When I entered college nearly twenty years ago, I didn’t have a clue what a journal article was.  I prided myself on being a great reader.  I plowed through the school library’s books.  I scoured Time and Newsweek every week to prep for extemporaneous speaking during speech seasonunnamed-1.

But I hadn’t a clue what a journal article was.  Nor did I know how to read one.  I certainly didn’t know how to search for one on the internet (but that’s partly because I’d only been on the internet once or twice before I started college!)

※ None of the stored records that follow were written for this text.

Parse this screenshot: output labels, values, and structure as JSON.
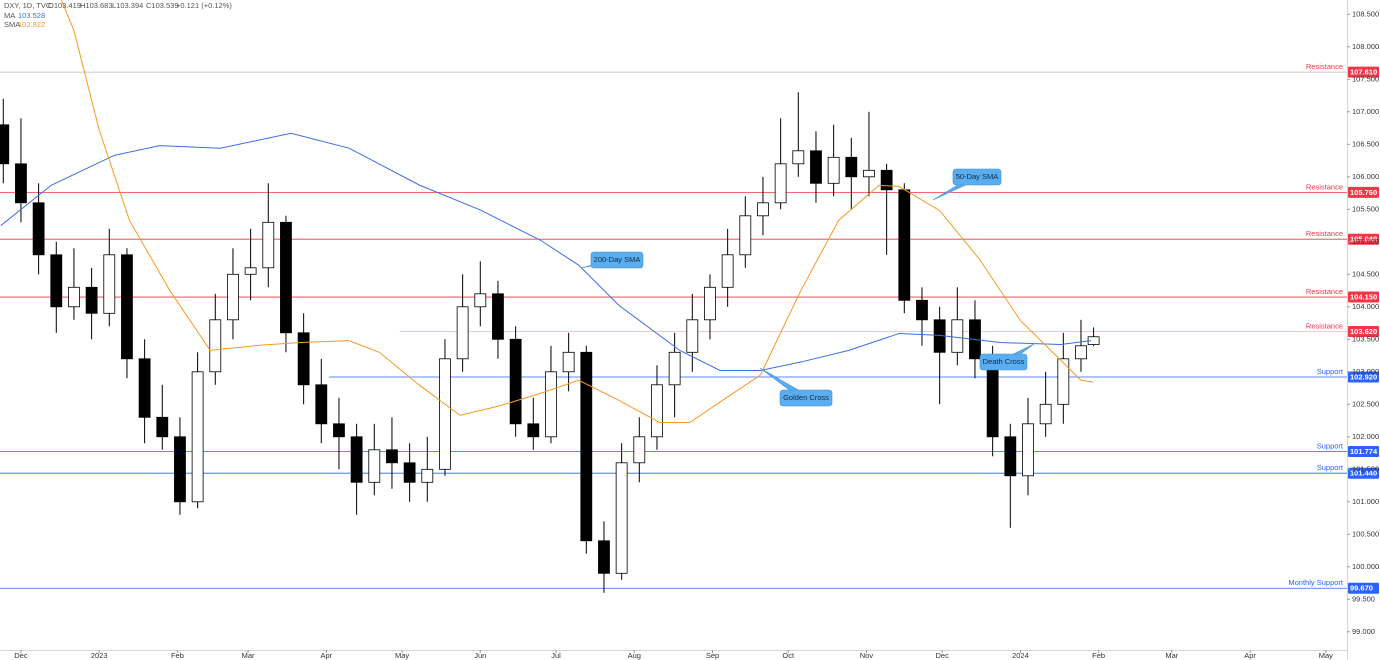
{
  "chart_data": {
    "type": "candlestick",
    "header": {
      "symbol": "DXY, 1D, TVC",
      "open": "O103.419",
      "high": "H103.683",
      "low": "L103.394",
      "close": "C103.539",
      "change": "+0.121 (+0.12%)"
    },
    "xlim": [
      -8.3,
      525.4
    ],
    "ylim": [
      98.72,
      108.72
    ],
    "xticks": [
      {
        "value": 0,
        "label": "Dec"
      },
      {
        "value": 31,
        "label": "2023"
      },
      {
        "value": 62,
        "label": "Feb"
      },
      {
        "value": 90,
        "label": "Mar"
      },
      {
        "value": 121,
        "label": "Apr"
      },
      {
        "value": 151,
        "label": "May"
      },
      {
        "value": 182,
        "label": "Jun"
      },
      {
        "value": 212,
        "label": "Jul"
      },
      {
        "value": 243,
        "label": "Aug"
      },
      {
        "value": 274,
        "label": "Sep"
      },
      {
        "value": 304,
        "label": "Oct"
      },
      {
        "value": 335,
        "label": "Nov"
      },
      {
        "value": 365,
        "label": "Dec"
      },
      {
        "value": 396,
        "label": "2024"
      },
      {
        "value": 427,
        "label": "Feb"
      },
      {
        "value": 456,
        "label": "Mar"
      },
      {
        "value": 487,
        "label": "Apr"
      },
      {
        "value": 517,
        "label": "May"
      }
    ],
    "yticks": [
      {
        "value": 99,
        "label": "99.000"
      },
      {
        "value": 99.5,
        "label": "99.500"
      },
      {
        "value": 100,
        "label": "100.000"
      },
      {
        "value": 100.5,
        "label": "100.500"
      },
      {
        "value": 101,
        "label": "101.000"
      },
      {
        "value": 101.5,
        "label": "101.500"
      },
      {
        "value": 102,
        "label": "102.000"
      },
      {
        "value": 102.5,
        "label": "102.500"
      },
      {
        "value": 103,
        "label": "103.000"
      },
      {
        "value": 103.5,
        "label": "103.500"
      },
      {
        "value": 104,
        "label": "104.000"
      },
      {
        "value": 104.5,
        "label": "104.500"
      },
      {
        "value": 105,
        "label": "105.000"
      },
      {
        "value": 105.5,
        "label": "105.500"
      },
      {
        "value": 106,
        "label": "106.000"
      },
      {
        "value": 106.5,
        "label": "106.500"
      },
      {
        "value": 107,
        "label": "107.000"
      },
      {
        "value": 107.5,
        "label": "107.500"
      },
      {
        "value": 108,
        "label": "108.000"
      },
      {
        "value": 108.5,
        "label": "108.500"
      }
    ],
    "candles": {
      "x": [
        -7,
        0,
        7,
        14,
        21,
        28,
        35,
        42,
        49,
        56,
        63,
        70,
        77,
        84,
        91,
        98,
        105,
        112,
        119,
        126,
        133,
        140,
        147,
        154,
        161,
        168,
        175,
        182,
        189,
        196,
        203,
        210,
        217,
        224,
        231,
        238,
        245,
        252,
        259,
        266,
        273,
        280,
        287,
        294,
        301,
        308,
        315,
        322,
        329,
        336,
        343,
        350,
        357,
        364,
        371,
        378,
        385,
        392,
        399,
        406,
        413,
        420,
        425
      ],
      "open": [
        106.8,
        106.2,
        105.6,
        104.8,
        104.0,
        104.3,
        103.9,
        104.8,
        103.2,
        102.3,
        102.0,
        101.0,
        103.0,
        103.8,
        104.5,
        104.6,
        105.3,
        103.6,
        102.8,
        102.2,
        102.0,
        101.3,
        101.8,
        101.6,
        101.3,
        101.5,
        103.2,
        104.0,
        104.2,
        103.5,
        102.2,
        102.0,
        103.0,
        103.3,
        100.4,
        99.9,
        101.6,
        102.0,
        102.8,
        103.3,
        103.8,
        104.3,
        104.8,
        105.4,
        105.6,
        106.2,
        106.4,
        105.9,
        106.3,
        106.0,
        106.1,
        105.8,
        104.1,
        103.8,
        103.3,
        103.8,
        103.2,
        102.0,
        101.4,
        102.2,
        102.5,
        103.2,
        103.419
      ],
      "high": [
        107.2,
        106.9,
        105.9,
        105.0,
        104.9,
        104.6,
        105.2,
        104.9,
        103.5,
        102.8,
        102.3,
        103.3,
        104.2,
        104.9,
        105.2,
        105.9,
        105.4,
        103.9,
        103.2,
        102.6,
        102.2,
        102.2,
        102.3,
        101.9,
        102.0,
        103.5,
        104.5,
        104.7,
        104.4,
        103.7,
        102.6,
        103.4,
        103.6,
        103.4,
        100.7,
        101.9,
        102.3,
        103.1,
        103.6,
        104.2,
        104.5,
        105.2,
        105.7,
        106.0,
        106.9,
        107.3,
        106.7,
        106.8,
        106.6,
        107.0,
        106.2,
        105.9,
        104.3,
        104.0,
        104.3,
        104.1,
        103.4,
        102.2,
        102.6,
        103.0,
        103.6,
        103.8,
        103.683
      ],
      "low": [
        105.9,
        105.3,
        104.5,
        103.6,
        103.8,
        103.5,
        103.7,
        102.9,
        101.9,
        101.8,
        100.8,
        100.9,
        102.8,
        103.5,
        104.1,
        104.3,
        103.3,
        102.5,
        101.9,
        101.5,
        100.8,
        101.1,
        101.2,
        101.0,
        101.0,
        101.4,
        103.0,
        103.7,
        103.2,
        102.0,
        101.8,
        101.9,
        102.7,
        100.2,
        99.6,
        99.8,
        101.3,
        101.8,
        102.3,
        103.0,
        103.5,
        104.0,
        104.6,
        105.1,
        105.5,
        106.0,
        105.6,
        105.7,
        105.5,
        105.7,
        104.8,
        103.9,
        103.4,
        102.5,
        103.1,
        102.9,
        101.7,
        100.6,
        101.1,
        102.0,
        102.2,
        103.0,
        103.394
      ],
      "close": [
        106.2,
        105.6,
        104.8,
        104.0,
        104.3,
        103.9,
        104.8,
        103.2,
        102.3,
        102.0,
        101.0,
        103.0,
        103.8,
        104.5,
        104.6,
        105.3,
        103.6,
        102.8,
        102.2,
        102.0,
        101.3,
        101.8,
        101.6,
        101.3,
        101.5,
        103.2,
        104.0,
        104.2,
        103.5,
        102.2,
        102.0,
        103.0,
        103.3,
        100.4,
        99.9,
        101.6,
        102.0,
        102.8,
        103.3,
        103.8,
        104.3,
        104.8,
        105.4,
        105.6,
        106.2,
        106.4,
        105.9,
        106.3,
        106.0,
        106.1,
        105.8,
        104.1,
        103.8,
        103.3,
        103.8,
        103.2,
        102.0,
        101.4,
        102.2,
        102.5,
        103.2,
        103.4,
        103.539
      ],
      "up_color": "#ffffff",
      "down_color": "#000000",
      "edge_color": "#000000"
    },
    "series": [
      {
        "name": "MA",
        "value_label": "103.528",
        "color": "#3d6fe0",
        "x": [
          -8,
          12,
          37,
          55,
          79,
          107,
          130,
          158,
          182,
          206,
          221,
          237,
          261,
          277,
          293,
          309,
          328,
          348,
          364,
          388,
          412,
          424
        ],
        "values": [
          105.25,
          105.87,
          106.33,
          106.48,
          106.44,
          106.67,
          106.44,
          105.87,
          105.49,
          105.02,
          104.64,
          104.02,
          103.33,
          103.02,
          103.02,
          103.15,
          103.33,
          103.59,
          103.56,
          103.45,
          103.42,
          103.48
        ]
      },
      {
        "name": "SMA",
        "value_label": "102.822",
        "color": "#f59a23",
        "x": [
          16,
          21,
          31,
          43,
          59,
          75,
          95,
          111,
          130,
          142,
          158,
          174,
          190,
          206,
          221,
          237,
          253,
          265,
          281,
          293,
          309,
          324,
          340,
          348,
          364,
          380,
          396,
          408,
          420,
          425
        ],
        "values": [
          108.72,
          108.25,
          106.72,
          105.33,
          104.25,
          103.33,
          103.41,
          103.45,
          103.48,
          103.3,
          102.79,
          102.33,
          102.48,
          102.67,
          102.87,
          102.56,
          102.22,
          102.22,
          102.64,
          102.95,
          104.25,
          105.33,
          105.87,
          105.85,
          105.48,
          104.72,
          103.79,
          103.33,
          102.87,
          102.84
        ]
      }
    ],
    "levels": [
      {
        "label": "Resistance",
        "price": {
          "value": 107.61,
          "label": "107.610"
        },
        "color": "#f23645",
        "line_color": "#b8b8b8",
        "x_start": -8.3
      },
      {
        "label": "Resistance",
        "price": {
          "value": 105.76,
          "label": "105.760"
        },
        "color": "#f23645",
        "line_color": "#f23645",
        "x_start": -8.3
      },
      {
        "label": "Resistance",
        "price": {
          "value": 105.04,
          "label": "105.040"
        },
        "color": "#f23645",
        "line_color": "#f23645",
        "x_start": -8.3
      },
      {
        "label": "Resistance",
        "price": {
          "value": 104.15,
          "label": "104.150"
        },
        "color": "#f23645",
        "line_color": "#f23645",
        "x_start": -8.3
      },
      {
        "label": "Resistance",
        "price": {
          "value": 103.62,
          "label": "103.620"
        },
        "color": "#f23645",
        "line_color": "#f7b6bc",
        "x_start": 150
      },
      {
        "label": "Support",
        "price": {
          "value": 102.92,
          "label": "102.920"
        },
        "color": "#2962ff",
        "line_color": "#2962ff",
        "x_start": 122
      },
      {
        "label": "Support",
        "price": 101.774,
        "color": "#2962ff",
        "line_color": "#2962ff",
        "x_start": -8.3
      },
      {
        "label": "Support",
        "price": {
          "value": 101.44,
          "label": "101.440"
        },
        "color": "#2962ff",
        "line_color": "#2962ff",
        "x_start": -8.3
      },
      {
        "label": "Monthly Support",
        "price": {
          "value": 99.67,
          "label": "99.670"
        },
        "color": "#2962ff",
        "line_color": "#2962ff",
        "x_start": -8.3
      }
    ],
    "annotations": [
      "50-Day SMA",
      "200-Day SMA",
      "Golden Cross",
      "Death Cross"
    ]
  }
}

I’m changing that with my college-prep seniors.  Today I made copies of journal articles (yes, photocopies–I wanted something for them to hold and flip through and get a tangible sense of what a journal article was) and we went through the most common parts of journal articles:

  • Title & authors
  • Abstract
  • Introduction
  • Literature Review
  • Methodology
  • Results
  • Discussion/Commentary

I also explained different reading strategies to reading a journal article.  Abstracts are beneficial in determining whether the article will be applicable to your research or not.  The introduction and literature review can provide great background information for research.  Methodology and results tend to be data-heavy, and these sections can often be skimmed.  The discussion and commentary should be read closely, as it will summarize the results and discuss the implications.

Reading journal articles  pushes some of my students.  It’s text that’s denser and uses more advanced vocabulary than they’re used to.  So my students worked in groups today, reading the articles and then writing a group summary.

Tomorrow they’ll learn about Google Scholar and do more reading/summarizing on their own.  But after today, they’ll be ready for it.

Most of all, they’ll be more ready for college than I was.